Sometimes that gets me into trouble. I’m getting better about cultivating healthy boundaries, but I still have plenty of work left to do. #lifelongproject. Sometimes it rubs people the wrong way (people who don’t have a great relationship with themselves often find people who “love” themselves obnoxious and woo-woo and maybe even a little bit selfish). But sometimes…sometimes…the love I have for me (and which I extend to others) gets mirrored back at me by someone who also knows and loves themselves…and who also knows how to reflect that outward. When that happens? Again, I am at a loss. There is no word for the experience. The best I can do is to say that it’s like fighting a blizzard to get home, walking in the door and finding a fire in the fireplace and a warm mug of tea on the table. Or…given that we are in the middle of a heat wave, it’s like stepping out of 100 degree heat into an air conditioned indoor space. It’s the physical experience of “ahhhhh.”

I know plenty of people who have said things like “enjoy these years, my dear. They are the best years of your life.” They are often saying it about high school or college or…some arbitrary age range. But in my experience of life so far, every year has passed by feeling a little bit better than the last. I would say that is still true, EVEN with Covid. I say that not because my external environment has consistently gotten better. I might be an introvert, but I still would much prefer not being in the midst of a pandemic and would DEFINITELY prefer there to be fewer people suffering (either from the pandemic or the economic turmoil that has followed). Noooo…I say it because with every passing year, I get to know myself a smidge better. I get a little more comfortable taking up space. And that seems to translate into quality connections with people that continue to blossom.

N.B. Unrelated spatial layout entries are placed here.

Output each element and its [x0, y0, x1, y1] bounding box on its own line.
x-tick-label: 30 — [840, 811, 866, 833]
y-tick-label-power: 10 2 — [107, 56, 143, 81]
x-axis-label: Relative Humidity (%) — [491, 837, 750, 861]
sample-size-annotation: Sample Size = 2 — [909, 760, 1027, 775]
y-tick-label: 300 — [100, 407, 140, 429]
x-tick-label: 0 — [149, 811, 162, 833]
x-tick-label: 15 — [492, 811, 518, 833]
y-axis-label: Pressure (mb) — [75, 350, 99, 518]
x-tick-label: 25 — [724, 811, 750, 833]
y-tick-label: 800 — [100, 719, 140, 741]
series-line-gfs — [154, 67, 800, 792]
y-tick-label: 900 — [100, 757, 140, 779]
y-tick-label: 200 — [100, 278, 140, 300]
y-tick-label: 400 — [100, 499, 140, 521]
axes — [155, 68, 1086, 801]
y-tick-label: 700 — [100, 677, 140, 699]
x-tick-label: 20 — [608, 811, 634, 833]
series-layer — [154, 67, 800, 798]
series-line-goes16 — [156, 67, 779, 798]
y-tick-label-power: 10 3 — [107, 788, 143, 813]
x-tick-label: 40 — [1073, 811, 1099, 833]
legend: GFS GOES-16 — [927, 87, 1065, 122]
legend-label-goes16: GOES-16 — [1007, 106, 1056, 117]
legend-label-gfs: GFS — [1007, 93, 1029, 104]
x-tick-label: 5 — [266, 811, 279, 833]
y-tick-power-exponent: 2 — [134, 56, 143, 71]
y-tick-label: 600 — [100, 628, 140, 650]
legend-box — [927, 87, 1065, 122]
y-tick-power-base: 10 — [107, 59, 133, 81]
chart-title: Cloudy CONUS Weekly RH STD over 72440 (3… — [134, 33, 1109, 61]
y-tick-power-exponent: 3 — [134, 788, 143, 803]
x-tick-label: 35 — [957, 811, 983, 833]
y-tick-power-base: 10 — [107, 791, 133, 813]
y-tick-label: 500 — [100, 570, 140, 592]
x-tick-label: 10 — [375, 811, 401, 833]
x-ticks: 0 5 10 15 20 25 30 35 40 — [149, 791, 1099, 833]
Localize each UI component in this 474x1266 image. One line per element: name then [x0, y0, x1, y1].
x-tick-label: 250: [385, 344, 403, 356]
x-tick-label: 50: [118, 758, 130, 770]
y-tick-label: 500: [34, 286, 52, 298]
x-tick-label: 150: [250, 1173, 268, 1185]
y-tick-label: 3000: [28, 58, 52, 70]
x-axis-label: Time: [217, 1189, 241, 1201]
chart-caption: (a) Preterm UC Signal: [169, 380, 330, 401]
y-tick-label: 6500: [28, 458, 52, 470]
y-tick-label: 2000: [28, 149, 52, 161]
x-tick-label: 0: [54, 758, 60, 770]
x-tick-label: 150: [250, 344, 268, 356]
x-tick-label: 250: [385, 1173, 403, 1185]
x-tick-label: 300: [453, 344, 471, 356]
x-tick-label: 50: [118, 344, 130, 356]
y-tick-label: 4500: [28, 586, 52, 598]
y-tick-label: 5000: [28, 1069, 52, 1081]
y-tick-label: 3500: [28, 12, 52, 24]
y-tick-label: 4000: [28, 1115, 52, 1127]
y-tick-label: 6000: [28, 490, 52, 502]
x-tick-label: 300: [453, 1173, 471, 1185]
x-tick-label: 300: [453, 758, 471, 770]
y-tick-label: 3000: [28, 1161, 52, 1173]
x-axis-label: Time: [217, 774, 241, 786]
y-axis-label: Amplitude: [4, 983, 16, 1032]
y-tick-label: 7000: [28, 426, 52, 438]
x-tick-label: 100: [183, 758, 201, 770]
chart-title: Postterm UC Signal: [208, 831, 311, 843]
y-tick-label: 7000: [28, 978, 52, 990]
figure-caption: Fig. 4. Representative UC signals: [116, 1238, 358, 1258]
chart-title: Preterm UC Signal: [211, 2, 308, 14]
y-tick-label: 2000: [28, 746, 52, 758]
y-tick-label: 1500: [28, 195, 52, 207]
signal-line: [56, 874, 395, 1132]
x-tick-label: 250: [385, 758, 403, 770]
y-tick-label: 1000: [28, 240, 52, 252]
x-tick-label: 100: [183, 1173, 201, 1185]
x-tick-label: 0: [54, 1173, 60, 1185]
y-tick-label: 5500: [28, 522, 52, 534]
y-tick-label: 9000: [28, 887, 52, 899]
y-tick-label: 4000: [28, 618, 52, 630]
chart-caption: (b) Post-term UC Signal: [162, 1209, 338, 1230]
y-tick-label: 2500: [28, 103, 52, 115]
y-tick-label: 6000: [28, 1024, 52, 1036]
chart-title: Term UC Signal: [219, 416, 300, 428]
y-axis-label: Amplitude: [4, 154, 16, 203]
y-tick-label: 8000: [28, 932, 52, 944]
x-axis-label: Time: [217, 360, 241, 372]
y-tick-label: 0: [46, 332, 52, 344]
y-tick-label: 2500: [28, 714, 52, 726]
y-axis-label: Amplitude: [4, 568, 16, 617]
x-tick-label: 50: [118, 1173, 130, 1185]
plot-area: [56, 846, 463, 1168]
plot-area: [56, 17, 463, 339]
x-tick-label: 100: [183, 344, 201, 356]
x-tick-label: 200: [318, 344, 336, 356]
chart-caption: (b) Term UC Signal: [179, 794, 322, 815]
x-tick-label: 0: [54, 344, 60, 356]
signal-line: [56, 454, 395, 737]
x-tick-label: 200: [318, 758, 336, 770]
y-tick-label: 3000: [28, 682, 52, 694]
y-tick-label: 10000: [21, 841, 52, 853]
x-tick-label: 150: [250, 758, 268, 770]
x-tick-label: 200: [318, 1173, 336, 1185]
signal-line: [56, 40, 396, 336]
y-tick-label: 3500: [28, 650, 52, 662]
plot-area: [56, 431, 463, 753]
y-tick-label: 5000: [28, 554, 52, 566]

THAT, it seems, is the power of intimacy. In having a close relationship with myself, and in having rich, authentic and…yes…. intimate relationships with others…I know I will be okay. I don’t mean I know “IT” will be okay. We might be going straight to hell in a hand basket for all I know. I just mean that I am confident I will know how to respond. Because while I may be sitting, by myself, in a quiet home and typing this blog post…I am also most assuredly not alone.

What kinds of connections do you have in your own life? Which of your relationships would you identify as being intimate? How have you expressed gratitude for those people in your life?